2.6    De hierboven genoemde procedure heeft geresulteerd in het vonnis van de Rechtbank Midden-Nederland van 4 juli 2018. De ex-partner van klager heeft het vonnis laten betekenen en is tot executie daarvan overgegaan.

2.7    Per e-mail van 17 september 2018 heeft verweerder het volgende bericht:

“Beste [G.],

Zowel inhoud als toonzetting van jouw onderstaande mail zijn voor mij onaanvaardbaar. Ik

adviseer je dan ook direct een andere advocaat in te schakelen. Ik zal hem terstond hem alle medewerking verlenen.”

2.8    Verweerder heeft op 26 september 2018 namens klager hoger beroep ingesteld tegen deze uitspraak. Klager is voor de verdere behandeling van het hoger beroep bijgestaan door een andere advocaat.

 

3    KLACHT

3.1    De klacht houdt, zakelijk weergegeven, in dat verweerder tuchtrechtelijk verwijtbaar heeft gehandeld als bedoeld in artikel 46 Advocatenwet door:

a)    niet te verschijnen op de zitting van 23 april 2018 op de rechtbank Midden-Nederland

b)    hem niet te informeren over de zittingsdatum van 23 april 2018 zodat hij niet ter zitting is verschenen;

c)    zijn input op de zitting van 23 april 2018 niet mee te nemen;

d)    de reactie van de zijde van de ex-partner op het verweerschrift niet naar hem toe te sturen;

e)    na te laten inzage te vragen in de status van de financiën van zijn ex-partner;

f)    hem te adviseren niet te voldoen aan het vonnis van de rechtbank Midden-Nederland omdat hij hiertegen hoger beroep zou instellen, als gevolg waarvan er beslag is gelegd op zijn bankrekening;

g)    zich terug te trekken als zijn advocaat gedurende de appelprocedure als gevolg waarvan hij zijn huidige advocaat moet betalen;

h)    beloftes met betrekking tot informatievergaring betreffende pensioenen niet na te komen;

i)    beloftes met betrekking tot contact opnemen met de deurwaarder om het beslag op te heffen niet na te komen;

j)    ondanks zijn herhaalde verzoeken niet eerder dan een week voor het verstrijken van de hoger beroep termijn hoger beroep in te stellen;

k)    de interne klachtprocedure niet na te leven.

 

4    VERWEER

4.1    Verweerder heeft tegen de klacht onder meer het volgende verweer gevoerd.

Klachtonderdeel a en b)

4.2    Verweerder heeft erkend dat hij een (beroeps)fout heeft gemaakt door niet op de zitting te verschijnen.
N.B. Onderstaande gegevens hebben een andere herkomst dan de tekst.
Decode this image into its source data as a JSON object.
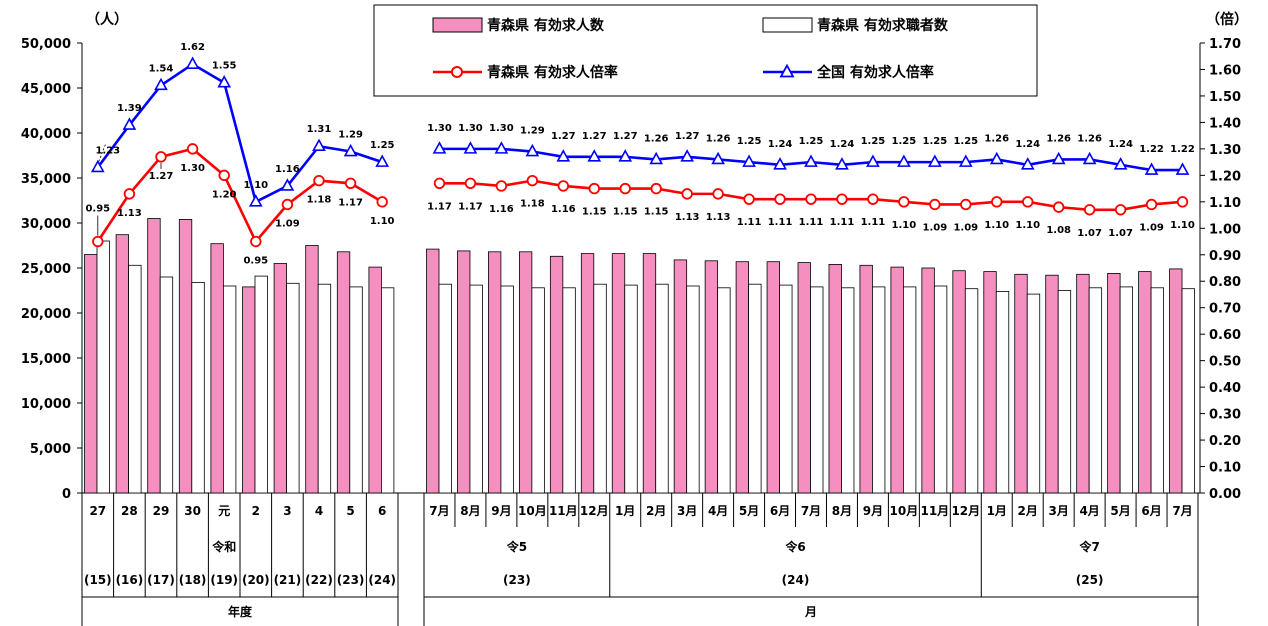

Ook heeft hij erkend dat hij als gevolg van deze fout klager niet heeft geïnformeerd over deze zitting. 

Klachtonderdeel c)

4.3    Verweerder heeft aangegeven dat de mogelijkheid van verweer ter zitting ten gevolge van het missen van de zitting is komen te vervallen.

Klachtonderdeel d)

4.4    Verweerder heeft gesteld dat hij klager per e-mail van 22 februari 2018 het betreffende stuk heeft toegezonden. Daarbij heeft verweerder aangegeven dat indien en voor zover enig stuk zou hebben ontbroken, klager hem daarom had kunnen vragen zodat verweerder het alsnog direct had kunnen toezenden.

Klachtonderdeel f)

4.5    Verweerder heeft aangegeven dat hij klager heeft geïnformeerd dat het gebruikelijk is dat een advocaat met betrekking tot de betaling van een geldsom in het algemeen eerst het verzoek doet binnen een bepaalde termijn te betalen. Verweerder heeft betwist dat hij  klager heeft geadviseerd om niet te voldoen aan het vonnis omdat er appel zou worden ingesteld en verwijst hiervoor naar de door klager overgelegde e-mailcorrespondentie.

Klachtonderdeel g)

4.6    Verweerder heeft gesteld dat hij vast van plan was klager, vanwege deze voor hem vervelende beroepsfout, verder bij te staan. Vanwege een zeer dwingende e-mail van klager heeft verweerder klager meegedeeld dat hij hem niet verder kon bijstaan.

Klachtonderdeel j)

4.7    Verweerder heeft gesteld dat hij tijdig hoger beroep heeft ingesteld en dat hij vooruitlopend op de vaststelling van het definitieve schadebedrag het griffierecht en de kosten van de dagvaarding heeft voldaan.

Klachtonderdeel k)

4.8    Verweerder heeft betoogd dat hij bij voortduring met klager telefonisch en per mail contact heeft gehad na de door hem gemaakte beroepsfout. Daarbij heeft verweerder aangegeven dat klagen over zijn optreden iets anders is dan een (formele) aansprakelijkstelling.

 

5    BEOORDELING

5.1    Deze klacht gaat over de kwaliteit van de dienstverlening door verweerder. Bij die beoordeling geldt dat de tuchtrechter rekening houdt met de vrijheid die de advocaat heeft met betrekking tot de wijze waarop hij een zaak behandelt en met de keuzes waar de advocaat bij de behandeling van de zaak voor kan komen te staan. De vrijheid die de advocaat heeft met betrekking tot de wijze waarop hij een zaak behandelt en de keuzes waar hij voor kan komen te staan zijn niet onbeperkt, maar worden begrensd door de eisen die aan de advocaat als opdrachtnemer in de uitvoering van die opdracht mogen worden gesteld en die met zich brengen dat zijn werk dient te voldoen aan datgene wat binnen de beroepsgroep als professionele standaard geldt. Die professionele standaard veronderstelt een handelen met de zorgvuldigheid die van een redelijk bekwame en redelijk handelend advocaat in de gegeven omstandigheden mag worden verwacht (Hof van Discipline 5 februari 2018, ECLI:NL:TAHVD:2018:32).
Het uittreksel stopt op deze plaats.